On February 23, 2012, the trial court entered an order on the motion. The court found that under Code of Civil Procedure section 1989, a court lacks the power to compel nonresidents to attend trial or to produce documents. The court concluded that it had no power to enforce an order to compel attendance of a party over whom it has no jurisdiction as a result of Code of Civil Procedure section 1989. There was no dispute that Plasgad and its officers and other personnel are nonresidents.
Furthermore, the court held, I-CA’s notice to appear was deficient in that it failed to state with specificity the documents to be produced, instead broadly requesting all financial records.

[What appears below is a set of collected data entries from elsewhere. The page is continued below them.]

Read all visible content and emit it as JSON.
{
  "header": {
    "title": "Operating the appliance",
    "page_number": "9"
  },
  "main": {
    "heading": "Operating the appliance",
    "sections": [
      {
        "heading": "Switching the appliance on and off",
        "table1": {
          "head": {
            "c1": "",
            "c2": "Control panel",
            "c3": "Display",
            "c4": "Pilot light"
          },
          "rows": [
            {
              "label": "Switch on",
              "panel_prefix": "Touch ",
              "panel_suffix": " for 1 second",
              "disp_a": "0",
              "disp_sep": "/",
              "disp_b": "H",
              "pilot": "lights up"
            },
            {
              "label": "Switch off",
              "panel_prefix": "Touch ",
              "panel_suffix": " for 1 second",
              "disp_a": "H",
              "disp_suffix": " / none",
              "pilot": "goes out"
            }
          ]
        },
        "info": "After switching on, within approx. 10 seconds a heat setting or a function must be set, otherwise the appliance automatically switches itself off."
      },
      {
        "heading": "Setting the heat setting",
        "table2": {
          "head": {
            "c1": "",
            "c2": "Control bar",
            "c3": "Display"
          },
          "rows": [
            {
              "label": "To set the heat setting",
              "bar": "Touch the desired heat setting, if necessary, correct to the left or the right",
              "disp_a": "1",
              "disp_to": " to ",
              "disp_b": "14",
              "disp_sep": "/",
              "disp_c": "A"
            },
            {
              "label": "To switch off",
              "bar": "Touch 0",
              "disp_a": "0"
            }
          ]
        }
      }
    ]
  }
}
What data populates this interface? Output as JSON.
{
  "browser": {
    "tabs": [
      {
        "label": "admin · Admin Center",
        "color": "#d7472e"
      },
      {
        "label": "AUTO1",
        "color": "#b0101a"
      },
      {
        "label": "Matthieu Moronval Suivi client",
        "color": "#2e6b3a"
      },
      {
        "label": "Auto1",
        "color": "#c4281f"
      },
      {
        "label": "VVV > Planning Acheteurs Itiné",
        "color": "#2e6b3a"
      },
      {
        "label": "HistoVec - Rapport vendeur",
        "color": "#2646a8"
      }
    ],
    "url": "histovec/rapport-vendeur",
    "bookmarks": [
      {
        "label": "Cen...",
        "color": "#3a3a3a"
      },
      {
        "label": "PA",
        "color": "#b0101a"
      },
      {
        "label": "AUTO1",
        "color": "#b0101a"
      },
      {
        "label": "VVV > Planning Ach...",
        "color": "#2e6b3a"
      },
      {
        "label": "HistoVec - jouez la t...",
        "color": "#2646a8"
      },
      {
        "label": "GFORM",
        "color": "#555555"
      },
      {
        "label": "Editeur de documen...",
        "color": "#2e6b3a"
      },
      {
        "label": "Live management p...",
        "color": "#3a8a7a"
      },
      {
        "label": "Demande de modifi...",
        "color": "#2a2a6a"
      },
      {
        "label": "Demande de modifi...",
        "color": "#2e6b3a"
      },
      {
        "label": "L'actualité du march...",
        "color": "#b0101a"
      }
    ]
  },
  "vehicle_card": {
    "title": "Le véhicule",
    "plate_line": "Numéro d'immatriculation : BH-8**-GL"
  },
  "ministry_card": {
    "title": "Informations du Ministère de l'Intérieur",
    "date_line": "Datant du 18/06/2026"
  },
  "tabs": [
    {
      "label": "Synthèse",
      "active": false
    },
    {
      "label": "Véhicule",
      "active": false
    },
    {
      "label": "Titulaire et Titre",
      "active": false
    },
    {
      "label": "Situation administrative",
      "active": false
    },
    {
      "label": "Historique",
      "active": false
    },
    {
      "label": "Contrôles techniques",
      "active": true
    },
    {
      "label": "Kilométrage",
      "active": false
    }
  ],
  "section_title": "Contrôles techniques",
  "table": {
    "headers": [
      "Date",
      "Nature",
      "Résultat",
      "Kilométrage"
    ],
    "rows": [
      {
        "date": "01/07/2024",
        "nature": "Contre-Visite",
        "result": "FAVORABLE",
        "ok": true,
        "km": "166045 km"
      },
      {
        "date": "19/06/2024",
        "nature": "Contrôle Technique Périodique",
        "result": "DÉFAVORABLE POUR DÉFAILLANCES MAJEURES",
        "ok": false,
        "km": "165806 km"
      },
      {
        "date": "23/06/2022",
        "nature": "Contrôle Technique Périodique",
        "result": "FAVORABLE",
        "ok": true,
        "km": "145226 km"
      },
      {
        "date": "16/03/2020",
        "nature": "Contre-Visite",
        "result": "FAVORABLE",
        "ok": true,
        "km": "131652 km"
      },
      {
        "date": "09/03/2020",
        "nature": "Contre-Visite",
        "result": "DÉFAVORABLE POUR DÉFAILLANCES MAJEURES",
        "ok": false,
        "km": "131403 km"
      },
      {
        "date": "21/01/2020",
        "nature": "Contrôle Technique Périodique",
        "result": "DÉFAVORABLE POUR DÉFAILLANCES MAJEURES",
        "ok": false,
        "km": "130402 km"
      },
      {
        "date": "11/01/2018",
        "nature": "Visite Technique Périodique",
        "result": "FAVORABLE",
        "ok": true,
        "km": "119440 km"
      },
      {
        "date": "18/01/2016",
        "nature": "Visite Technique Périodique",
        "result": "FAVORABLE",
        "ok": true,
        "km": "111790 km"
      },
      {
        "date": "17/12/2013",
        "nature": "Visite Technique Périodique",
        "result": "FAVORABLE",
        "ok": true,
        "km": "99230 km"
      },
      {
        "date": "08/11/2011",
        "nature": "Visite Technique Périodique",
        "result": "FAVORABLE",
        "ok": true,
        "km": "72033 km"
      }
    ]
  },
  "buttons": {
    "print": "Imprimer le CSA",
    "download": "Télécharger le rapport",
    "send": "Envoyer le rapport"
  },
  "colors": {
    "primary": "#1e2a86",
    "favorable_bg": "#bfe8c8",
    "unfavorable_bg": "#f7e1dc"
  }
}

I-CA’s motion to compel was denied in its entirety. The court noted, “To the extent [Plasgad] has been relieved of an obligation to comply and produce, that situation is attributable, in whole or at least in large part, to [I-CA’s] apparent lack of diligence and preparation. It is almost inconceivable that this court has been forced to deal with this issue at this stage given that fact that this case has been pending for almost [five] years and [I-CA] has at all times known it was dealing with at least one entity defendant domiciled in a foreign jurisdiction.”
As a consequence of the trial court’s ruling on its motion to compel, I-CA had insufficient evidence of Plasgad’s net worth and financial condition for the purpose of proving punitive damages. I-CA attempted to offer the testimony of its economic expert that Plasgad’s financial condition was as reported in Dun & Bradstreet (D&B). Plasgad filed an ex parte application to prevent this testimony, which the court granted, finding that the information was inadmissible hearsay.
Under the circumstances, the trial court granted Plasgad’s motion for nonsuit on
I-CA’s claim for punitive damages and excused its counsel from participation in phase II.